Cloud Reboot Causes Cold Sweat at Netflix
by Jason Verge on October 3, 2014
Another tale has emerged from the great server reboot of 2014 to apply a Xen security patch that affected major cloud providers, including Amazon Web Services and Rackspace. Netflix, an AWS customer, lost 218 database servers during the reboot but managed to stay online.
Last week, a known issue that effects Xen environments forced AWS and Rackspace, in addition to other Xen users, to reboot portions of their clouds to apply a Xen security patch. It was done on short notice to customers. Luckily, the reboot went smoothly for both. Now a major customer story has emerged. Netflix was concerned about its Cassandra database.
The company has over 2,700 production Cassandra nodes, of which 218 were rebooted. A total of 22 of those were on hardware that did not reboot successfully. However, Netflix’s automation detected the failed node and replaced them all with minimal human intervention.
Chaos Monkey, the company’s homegrown tool for testing resiliency, had already wreaked potential havoc on the system in the past.

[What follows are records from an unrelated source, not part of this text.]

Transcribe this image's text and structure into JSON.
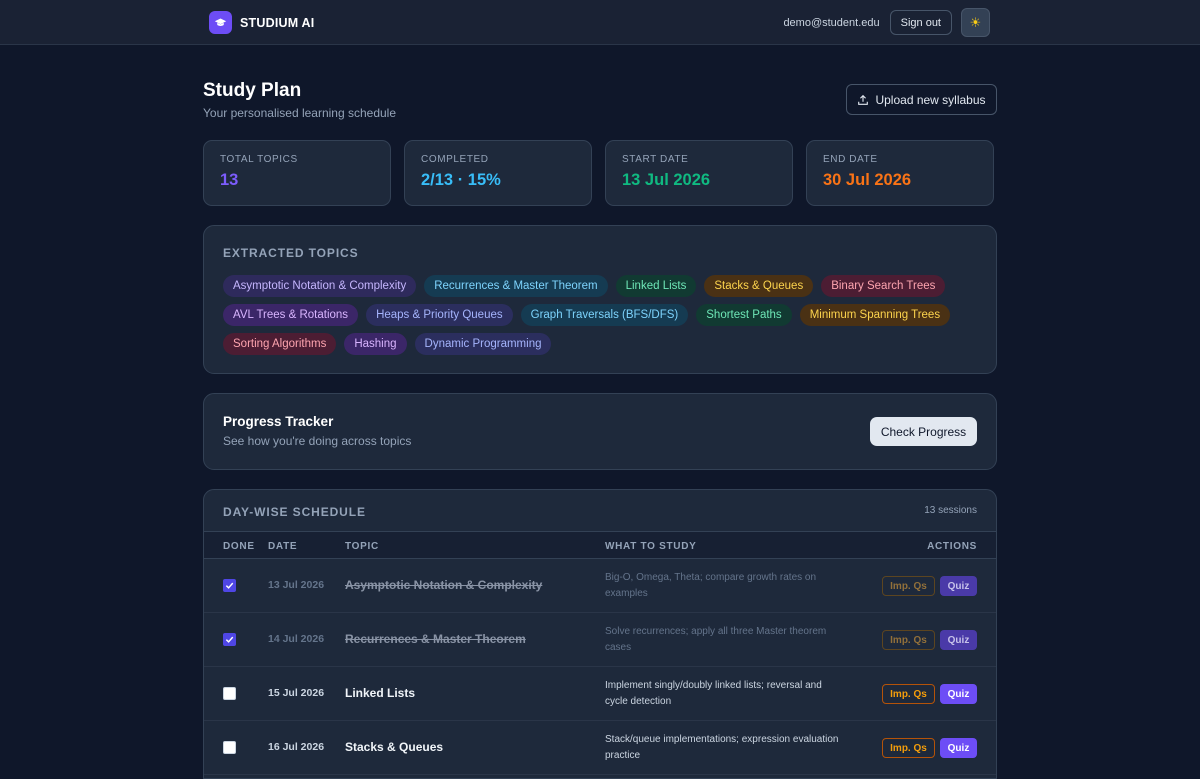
{
  "nav": {
    "brand": "STUDIUM AI",
    "email": "demo@student.edu",
    "sign_out": "Sign out",
    "theme_icon": "sun-icon"
  },
  "header": {
    "title": "Study Plan",
    "subtitle": "Your personalised learning schedule",
    "upload_label": "Upload new syllabus"
  },
  "stats": [
    {
      "label": "TOTAL TOPICS",
      "value": "13",
      "color": "#7c5cfc"
    },
    {
      "label": "COMPLETED",
      "value": "2/13 · 15%",
      "color": "#38bdf8"
    },
    {
      "label": "START DATE",
      "value": "13 Jul 2026",
      "color": "#10b981"
    },
    {
      "label": "END DATE",
      "value": "30 Jul 2026",
      "color": "#f97316"
    }
  ],
  "topics": {
    "heading": "EXTRACTED TOPICS",
    "chips": [
      {
        "label": "Asymptotic Notation & Complexity",
        "tone": "violet"
      },
      {
        "label": "Recurrences & Master Theorem",
        "tone": "cyan"
      },
      {
        "label": "Linked Lists",
        "tone": "green"
      },
      {
        "label": "Stacks & Queues",
        "tone": "amber"
      },
      {
        "label": "Binary Search Trees",
        "tone": "rose"
      },
      {
        "label": "AVL Trees & Rotations",
        "tone": "purple"
      },
      {
        "label": "Heaps & Priority Queues",
        "tone": "indigo"
      },
      {
        "label": "Graph Traversals (BFS/DFS)",
        "tone": "cyan"
      },
      {
        "label": "Shortest Paths",
        "tone": "green"
      },
      {
        "label": "Minimum Spanning Trees",
        "tone": "amber"
      },
      {
        "label": "Sorting Algorithms",
        "tone": "rose"
      },
      {
        "label": "Hashing",
        "tone": "purple"
      },
      {
        "label": "Dynamic Programming",
        "tone": "indigo"
      }
    ]
  },
  "progress": {
    "title": "Progress Tracker",
    "subtitle": "See how you're doing across topics",
    "button": "Check Progress"
  },
  "schedule": {
    "heading": "DAY-WISE SCHEDULE",
    "sessions": "13 sessions",
    "columns": {
      "done": "DONE",
      "date": "DATE",
      "topic": "TOPIC",
      "what": "WHAT TO STUDY",
      "actions": "ACTIONS"
    },
    "imp_label": "Imp. Qs",
    "quiz_label": "Quiz",
    "rows": [
      {
        "done": true,
        "date": "13 Jul 2026",
        "topic": "Asymptotic Notation & Complexity",
        "what": "Big-O, Omega, Theta; compare growth rates on examples"
      },
      {
        "done": true,
        "date": "14 Jul 2026",
        "topic": "Recurrences & Master Theorem",
        "what": "Solve recurrences; apply all three Master theorem cases"
      },
      {
        "done": false,
        "date": "15 Jul 2026",
        "topic": "Linked Lists",
        "what": "Implement singly/doubly linked lists; reversal and cycle detection"
      },
      {
        "done": false,
        "date": "16 Jul 2026",
        "topic": "Stacks & Queues",
        "what": "Stack/queue implementations; expression evaluation practice"
      }
    ]
  }
}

It didn’t mean, however, that the company was not concerned.
“When we got the news about the emergency EC2 reboots, our jaws dropped,” said Christos Kalantzis, Netflix manager for cloud database engineering. “When we got the list of how many Cassandra nodes would be affected, I felt ill. Then I remembered all the Chaos Monkey exercises we’ve gone through. My reaction was, “Bring it on!”
Netflix has a massive AWS infrastructure. The streaming movie provider has perfected the art of resiliency through its “Simian Army” resiliency tools.
Chaos Monkey is a resiliency tool that randomly disables virtual machine instances that are in production on the Amazon cloud. The goal is to engineer applications so they can tolerate random instance failures. Chaos Gorilla disables all Netflix infrastructure in an AWS Availability Zone.